Dotarły do Ciebie nasiona z Chin? PIORiN radzi: nie otwieraj i spal!
Nie zamawiałeś nasion z Chin i otrzymałeś przesyłkę? Okazuje się, ze w ostatnim czasie pojawiają się informacje dotyczące przesyłek z Chin, zawierających nieoznakowane nasiona. Początkowo takie paczuszki pojawiły się w Stanach Zjednoczonych, następnie dotarły do Europy, a w końcu i do Polski. Okazuje się, że może to być forma bioterroryzmu.
- W związku z pytaniami, które do nas trafiają, informujemy, że w przypadku otrzymania takiej paczki i jej otwarciu należy nasiona zniszczyć - informuje Państwowa Inspekcja Ochrony Roślin i Nasiennictwa. - Z punktu zachowania bezpieczeństwa fitosanitarnego, najprostszą i możliwą także do samodzielnego wykonania metodą jest spalenie tych nasion (najlepiej w piecu domowym lub kominku, ewentualnie metalowym pojemniku np. wiaderku (aby zachować również warunki bezpieczeństwa przeciwpożarowego). Niemniej mając na uwadze inne możliwe zagrożenia (np. bioterroryzm) w naszej opinii, wskazane jest raczej nie otwieranie podejrzanych opakowań i zgłoszenie tej sprawy policji lub do zespołu zarządzania kryzysowego, działającego przy Wojewodzie.

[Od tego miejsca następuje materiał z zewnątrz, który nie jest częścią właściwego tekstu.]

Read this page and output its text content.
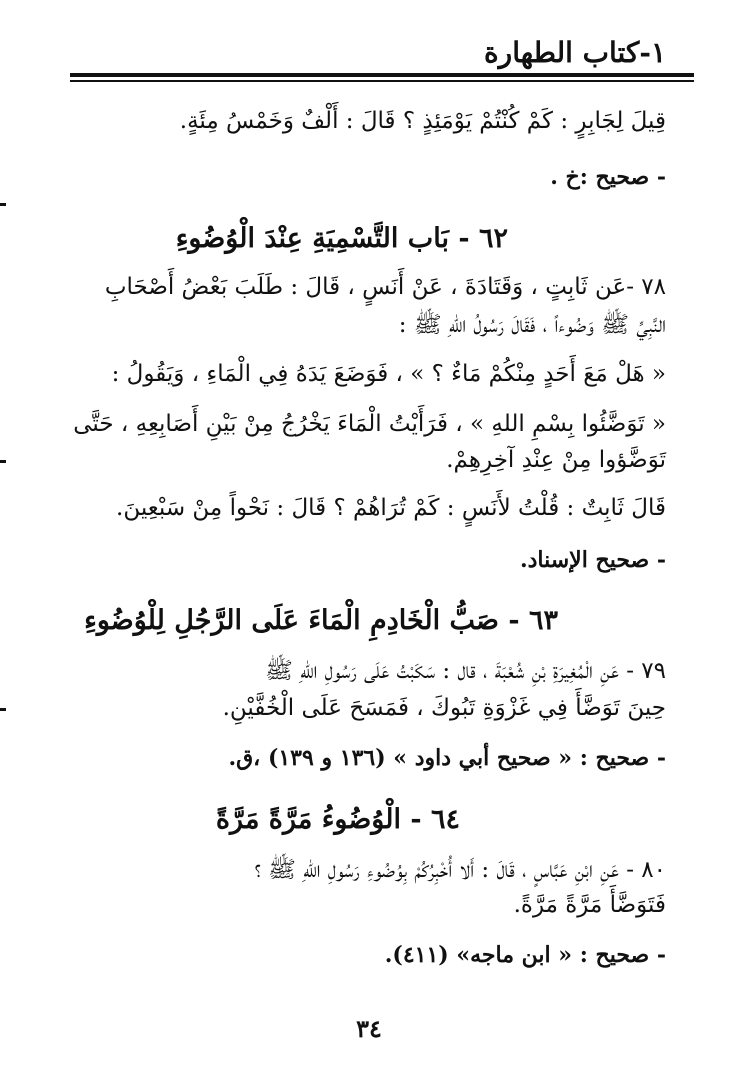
١-كتاب الطهارة
قِيلَ لِجَابِرٍ : كَمْ كُنْتُمْ يَوْمَئِذٍ ؟ قَالَ : أَلْفٌ وَخَمْسُ مِئَةٍ.
- صحيح :خ .
٦٢ - بَاب التَّسْمِيَةِ عِنْدَ الْوُضُوءِ
٧٨ -عَن ثَابِتٍ ، وَقَتَادَةَ ، عَنْ أَنَسٍ ، قَالَ : طَلَبَ بَعْضُ أَصْحَابِ
النَّبِيِّ ﷺ وَضُوءاً ، فَقَالَ رَسُولُ اللهِ ﷺ :
« هَلْ مَعَ أَحَدٍ مِنْكُمْ مَاءٌ ؟ » ، فَوَضَعَ يَدَهُ فِي الْمَاءِ ، وَيَقُولُ :
« تَوَضَّئُوا بِسْمِ اللهِ » ، فَرَأَيْتُ الْمَاءَ يَخْرُجُ مِنْ بَيْنِ أَصَابِعِهِ ، حَتَّى
تَوَضَّؤوا مِنْ عِنْدِ آخِرِهِمْ.
قَالَ ثَابِتٌ : قُلْتُ لأَنَسٍ : كَمْ تُرَاهُمْ ؟ قَالَ : نَحْواً مِنْ سَبْعِينَ.
- صحيح الإسناد.
٦٣ - صَبُّ الْخَادِمِ الْمَاءَ عَلَى الرَّجُلِ لِلْوُضُوءِ
٧٩ - عَنِ الْمُغِيرَةِ بْنِ شُعْبَةَ ، قال : سَكَبْتُ عَلَى رَسُولِ اللهِ ﷺ
حِينَ تَوَضَّأَ فِي غَزْوَةِ تَبُوكَ ، فَمَسَحَ عَلَى الْخُفَّيْنِ.
- صحيح : « صحيح أبي داود » (١٣٦ و ١٣٩) ،ق.
٦٤ - الْوُضُوءُ مَرَّةً مَرَّةً
٨٠ - عَنِ ابْنِ عَبَّاسٍ ، قَالَ : أَلا أُخْبِرُكُمْ بِوُضُوءِ رَسُولِ اللهِ ﷺ ؟
فَتَوَضَّأَ مَرَّةً مَرَّةً.
- صحيح : « ابن ماجه» (٤١١).
٣٤
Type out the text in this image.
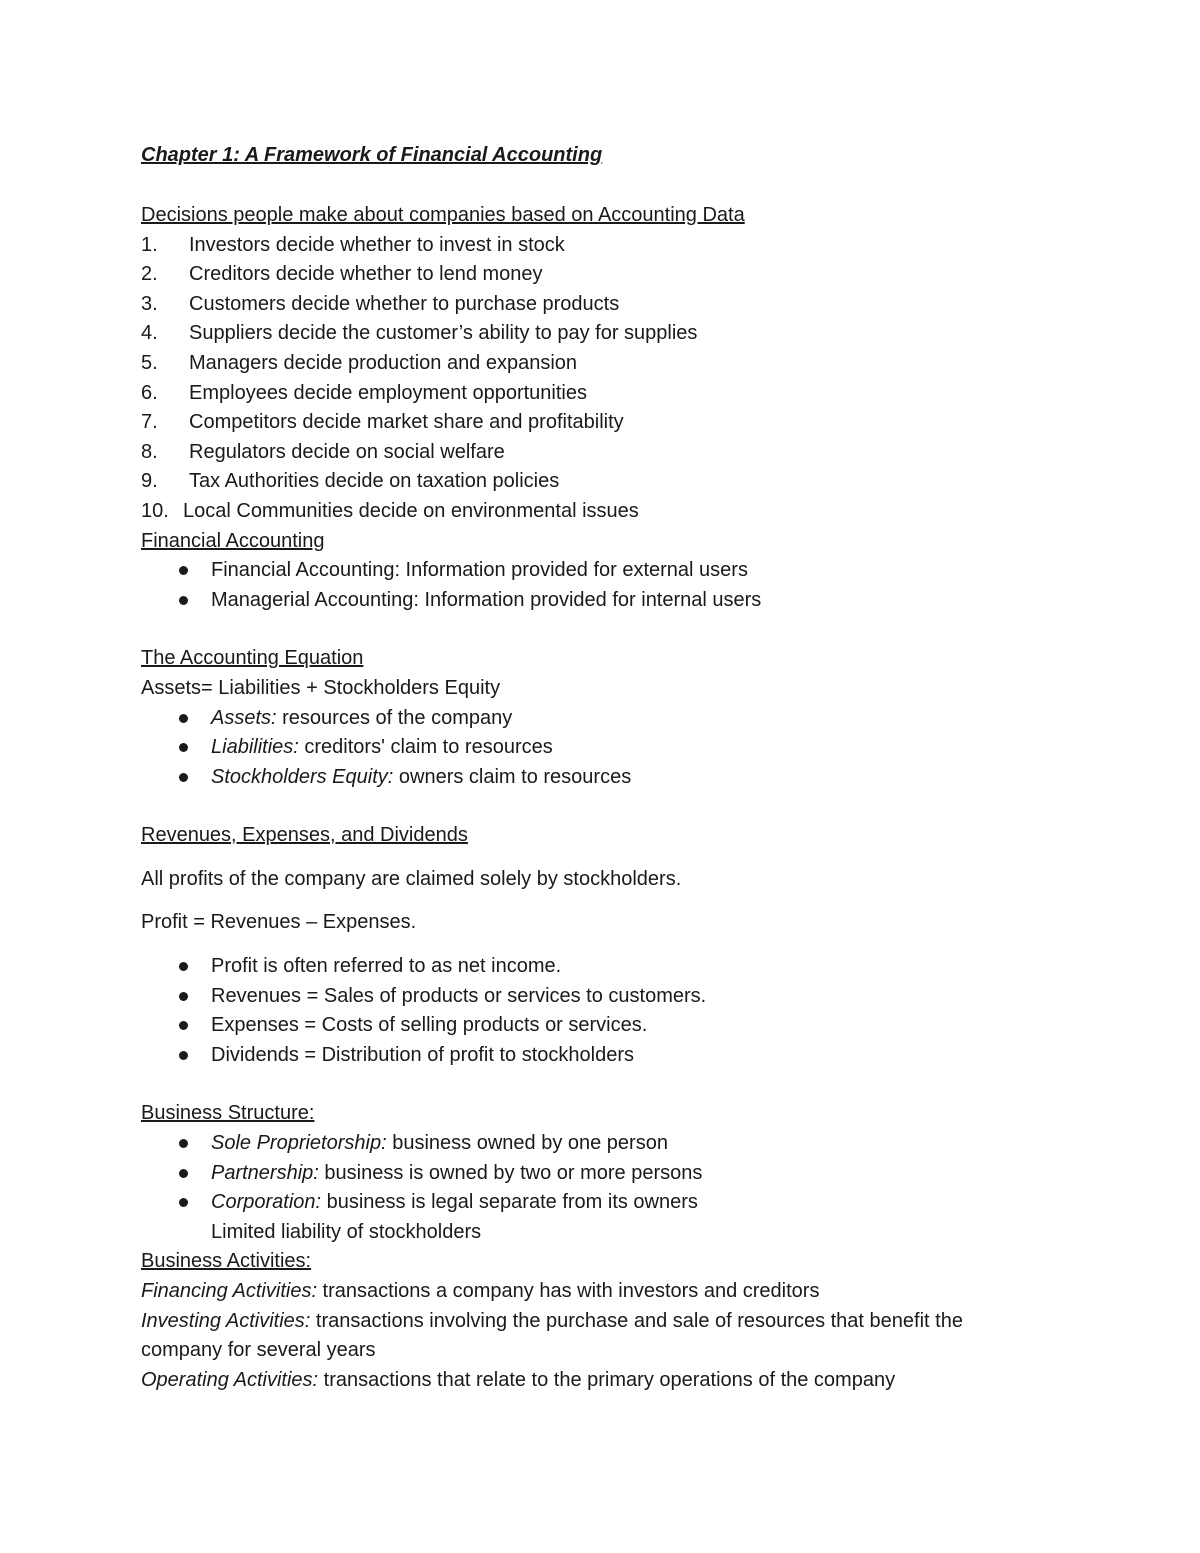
Chapter 1: A Framework of Financial Accounting
Decisions people make about companies based on Accounting Data
1. Investors decide whether to invest in stock
2. Creditors decide whether to lend money
3. Customers decide whether to purchase products
4. Suppliers decide the customer’s ability to pay for supplies
5. Managers decide production and expansion
6. Employees decide employment opportunities
7. Competitors decide market share and profitability
8. Regulators decide on social welfare
9. Tax Authorities decide on taxation policies
10. Local Communities decide on environmental issues
Financial Accounting
Financial Accounting: Information provided for external users
Managerial Accounting: Information provided for internal users
The Accounting Equation
Assets= Liabilities + Stockholders Equity
Assets: resources of the company
Liabilities: creditors' claim to resources
Stockholders Equity: owners claim to resources
Revenues, Expenses, and Dividends
All profits of the company are claimed solely by stockholders.
Profit = Revenues – Expenses.
Profit is often referred to as net income.
Revenues = Sales of products or services to customers.
Expenses = Costs of selling products or services.
Dividends = Distribution of profit to stockholders
Business Structure:
Sole Proprietorship: business owned by one person
Partnership: business is owned by two or more persons
Corporation: business is legal separate from its owners
Limited liability of stockholders
Business Activities:
Financing Activities: transactions a company has with investors and creditors
Investing Activities: transactions involving the purchase and sale of resources that benefit the company for several years
Operating Activities: transactions that relate to the primary operations of the company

Absolutnie nie należy takich nasion „wysiewać na próbę”. Nasiona o nieznanym pochodzeniu, a co najważniejsze, o nieznanym stratusie zdrowotnościowym (fitosanitarnym), mogą być źródłem nowych, nie występujących dotychczas w kraju/w UE agrofagów szkodliwych dla roślin. Takie organizmy (np. szkodniki, grzyby, bakterie wirusy i in.) stanowią potencjalne zagrożenie dla roślin uprawiany i rosnących w naturze na danym obszarze i przy korzystnych warunkach do rozwoju oraz braku naturalnych wrogów/czynników ograniczających, mogą zadomowić się, powodując straty gospodarcze i środowiskowe.